Photo by Anne Fishbein

When we hit Needles the other day, the temperature had just begun to slacken from its 125-degree high, but an hour after dusk the thermometer outside the motel lobby still read a balmy 122, and the cold water out of the tap in the bathroom was hot enough to leave a red mark on your wrist. You can technically roast meat at 125 degrees (some of those technologically inclined Spanish guys do), and a prime rib or a pork belly roasted at that temperature would come out juicy and delicious. Still, 125 degrees is not a good temperature for human beings. Midsummer may not be the most intelligent season to tour old Route 66.

But by the time we reached the Flagstaff plateau, away from the melting snowbirds and into the cheerful world of Grand Canyon tourism, the temperature on the bank time/temperature signs read a more reasonable 102 and the faded pre-franchise diners gave way to Indian trinket stands. We had entered the highway’s Enchilada Belt, a distinct contrast with the Bad Cheeseburger Belt behind us and the Brown Gravy Belt to come.

In enchilada country, which reaches from eastern Arizona roughly to where the Texas Panhandle begins to ease into Oklahoma, hamburgers come topped with green chile, you can usually get the fry-bread called sopapillas with your meal instead of tortillas, and the town café is likely to have chiles rellenos and tamales on its menu alongside the pot roast and chicken-fried steak. You will often run into the Enchilada Belt wonder known as the cheese crisp, basically a deep-fried flour tortilla sprinkled with cheese and chiles, then broiled until the disk attains a bubbly consistency that the devil would be proud to claim as his own. Beans are the grainy, well-fried kind that could double as mortar. The basic unit of consumption is the combination plate, usually including some arrangement of enchiladas, tacos and the egg-cup-size tostadas called chalupas loosely bound together with a slurry of chile and melted cheese. In and around the Albuquerque buckle of the Enchilada Belt, there is of course a choice of dusky red or sneaky-hot green chile on your combination plate (or on your cheese crisp for that matter), and even red or green chile in bowls, but even there, the chiles are likely to be subservient to the cheese. It is a great swatch of the country devoted to something like the Number Two Dinner at El Coyote. I can attest that when traveling this section of Route 66, it is possible, maybe even probable, that a reasonably hungry person may eat enchiladas six or seven days in a row.

As brilliant as Route 66 may have been as a highway before it was replaced by the boring I-40, it is even more magnificent as a marketing concept. Route 66 is commercialism turned back on itself, self-feeding nostalgia for an era when self-promotion meant plastering your logo on 83 roadside signs, building your curio shop in the shape of a tepee or erecting plaster dinosaurs in front of your establishment; for a time when travel meant talking to the local eccentric who owned the town’s diner rather than barking takeout orders in a drive-thru line. (I must confess, though: After gallons of weak diner coffee, I was awfully happy to run across the Starbucks in Flagstaff.) The only thing easier to buy on Route 66 than a Navajo blanket or a chunk of petrified wood is a T-shirt or a postcard branded with the logo of Route 66 itself.

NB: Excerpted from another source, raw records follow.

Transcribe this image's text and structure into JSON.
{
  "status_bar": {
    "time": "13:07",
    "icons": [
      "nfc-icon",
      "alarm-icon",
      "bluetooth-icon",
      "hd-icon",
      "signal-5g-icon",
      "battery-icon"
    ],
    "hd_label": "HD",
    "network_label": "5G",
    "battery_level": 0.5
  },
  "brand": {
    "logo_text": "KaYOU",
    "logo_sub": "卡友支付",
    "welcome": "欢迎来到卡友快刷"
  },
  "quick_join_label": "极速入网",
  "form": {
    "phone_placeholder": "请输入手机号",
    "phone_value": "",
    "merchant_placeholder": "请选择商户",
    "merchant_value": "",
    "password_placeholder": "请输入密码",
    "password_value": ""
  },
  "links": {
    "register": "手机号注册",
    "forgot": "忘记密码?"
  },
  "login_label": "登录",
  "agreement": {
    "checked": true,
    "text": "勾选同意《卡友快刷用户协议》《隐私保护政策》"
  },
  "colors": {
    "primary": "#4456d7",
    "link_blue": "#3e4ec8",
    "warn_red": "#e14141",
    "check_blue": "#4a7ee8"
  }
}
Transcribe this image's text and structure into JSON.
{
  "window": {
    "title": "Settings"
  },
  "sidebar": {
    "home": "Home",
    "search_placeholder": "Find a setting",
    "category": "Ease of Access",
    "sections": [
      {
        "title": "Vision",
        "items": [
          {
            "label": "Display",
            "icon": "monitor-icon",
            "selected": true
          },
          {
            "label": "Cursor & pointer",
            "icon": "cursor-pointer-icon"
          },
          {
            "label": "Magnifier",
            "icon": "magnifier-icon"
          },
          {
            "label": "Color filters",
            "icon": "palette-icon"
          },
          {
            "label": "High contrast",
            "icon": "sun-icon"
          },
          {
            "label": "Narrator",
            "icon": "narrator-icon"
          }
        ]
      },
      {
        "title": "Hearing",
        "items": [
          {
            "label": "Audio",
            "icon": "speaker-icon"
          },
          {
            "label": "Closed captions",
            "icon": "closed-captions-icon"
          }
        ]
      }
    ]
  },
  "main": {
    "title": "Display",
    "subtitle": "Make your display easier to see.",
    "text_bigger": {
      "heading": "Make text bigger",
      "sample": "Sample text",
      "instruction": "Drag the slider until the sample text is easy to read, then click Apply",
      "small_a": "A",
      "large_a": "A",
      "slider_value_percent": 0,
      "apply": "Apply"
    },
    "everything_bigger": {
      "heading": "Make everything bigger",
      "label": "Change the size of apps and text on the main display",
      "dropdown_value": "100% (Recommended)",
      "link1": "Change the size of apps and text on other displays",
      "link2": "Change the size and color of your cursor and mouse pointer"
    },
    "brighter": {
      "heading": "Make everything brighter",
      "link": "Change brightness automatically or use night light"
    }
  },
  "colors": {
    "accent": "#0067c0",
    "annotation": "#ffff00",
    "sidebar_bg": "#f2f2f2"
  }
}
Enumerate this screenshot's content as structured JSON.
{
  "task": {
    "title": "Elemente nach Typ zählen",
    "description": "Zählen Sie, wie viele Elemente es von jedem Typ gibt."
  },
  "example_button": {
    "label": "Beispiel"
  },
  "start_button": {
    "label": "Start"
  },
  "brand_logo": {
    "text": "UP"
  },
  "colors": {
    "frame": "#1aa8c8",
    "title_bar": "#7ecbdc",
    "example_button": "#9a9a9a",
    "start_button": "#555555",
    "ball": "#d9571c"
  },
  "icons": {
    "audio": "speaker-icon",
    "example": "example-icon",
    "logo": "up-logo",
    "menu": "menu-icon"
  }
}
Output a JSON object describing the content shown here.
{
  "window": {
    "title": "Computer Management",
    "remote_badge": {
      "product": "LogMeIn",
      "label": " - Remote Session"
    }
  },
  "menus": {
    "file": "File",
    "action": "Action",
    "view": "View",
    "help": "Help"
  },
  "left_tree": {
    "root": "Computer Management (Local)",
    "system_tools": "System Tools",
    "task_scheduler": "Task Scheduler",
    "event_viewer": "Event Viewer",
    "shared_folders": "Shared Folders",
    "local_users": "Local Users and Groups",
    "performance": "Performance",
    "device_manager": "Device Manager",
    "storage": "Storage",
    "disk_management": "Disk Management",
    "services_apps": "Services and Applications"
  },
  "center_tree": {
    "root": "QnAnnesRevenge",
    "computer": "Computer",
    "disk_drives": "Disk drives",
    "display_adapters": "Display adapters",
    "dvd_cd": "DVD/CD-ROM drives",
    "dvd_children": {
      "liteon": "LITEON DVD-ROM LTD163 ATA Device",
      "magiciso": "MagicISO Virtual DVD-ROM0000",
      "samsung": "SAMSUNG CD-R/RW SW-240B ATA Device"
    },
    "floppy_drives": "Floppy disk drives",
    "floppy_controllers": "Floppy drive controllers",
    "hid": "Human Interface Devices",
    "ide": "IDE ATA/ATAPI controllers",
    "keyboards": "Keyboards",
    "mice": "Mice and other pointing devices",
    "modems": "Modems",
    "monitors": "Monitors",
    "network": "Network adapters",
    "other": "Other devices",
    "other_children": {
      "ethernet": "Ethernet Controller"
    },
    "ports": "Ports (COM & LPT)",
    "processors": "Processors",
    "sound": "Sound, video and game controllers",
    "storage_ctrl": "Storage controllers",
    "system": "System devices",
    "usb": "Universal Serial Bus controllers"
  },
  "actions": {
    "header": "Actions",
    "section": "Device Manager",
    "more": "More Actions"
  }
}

We ate Lotaburgers at the New Mexico chain Blake’s Lotaburger — oversize, meaty things that tasted a lot like In-n-Out burgers laced with hot green chiles. We had something called a Hot Hamburger in the architecture-geek mecca Bartlesville, Oklahoma (a longish detour from Route 66), and the massive, gravy-drenched pile of toast, hamburger meat, grilled onions and hand-cut French fries couldn’t have contrasted more strongly with Frank Lloyd Wright’s slender, elegant Price Tower downtown. We had chicken-fried steak, chicken-fried chicken, and something that I think was supposed to be a chicken-fried pork chop, although it was hard to tell if there was actually any meat under all that breading at all. But mostly we ate enchilada dinners, and the best of all, at Joe and Aggie’s Café, a splendid third-generation restaurant in what passes for downtown Holbrook, were so good that we ended up eating their enchiladas again for breakfast the next morning — after we spent the night sleeping in a plaster wigwam in a motel court just down the road.

“You want me to smile?” the waitress asked the old guy at the booth behind ours at Joe and Aggie’s. “Honey, I smile once a day, when I look at myself in the mirror in the morning. You’re just out of luck.”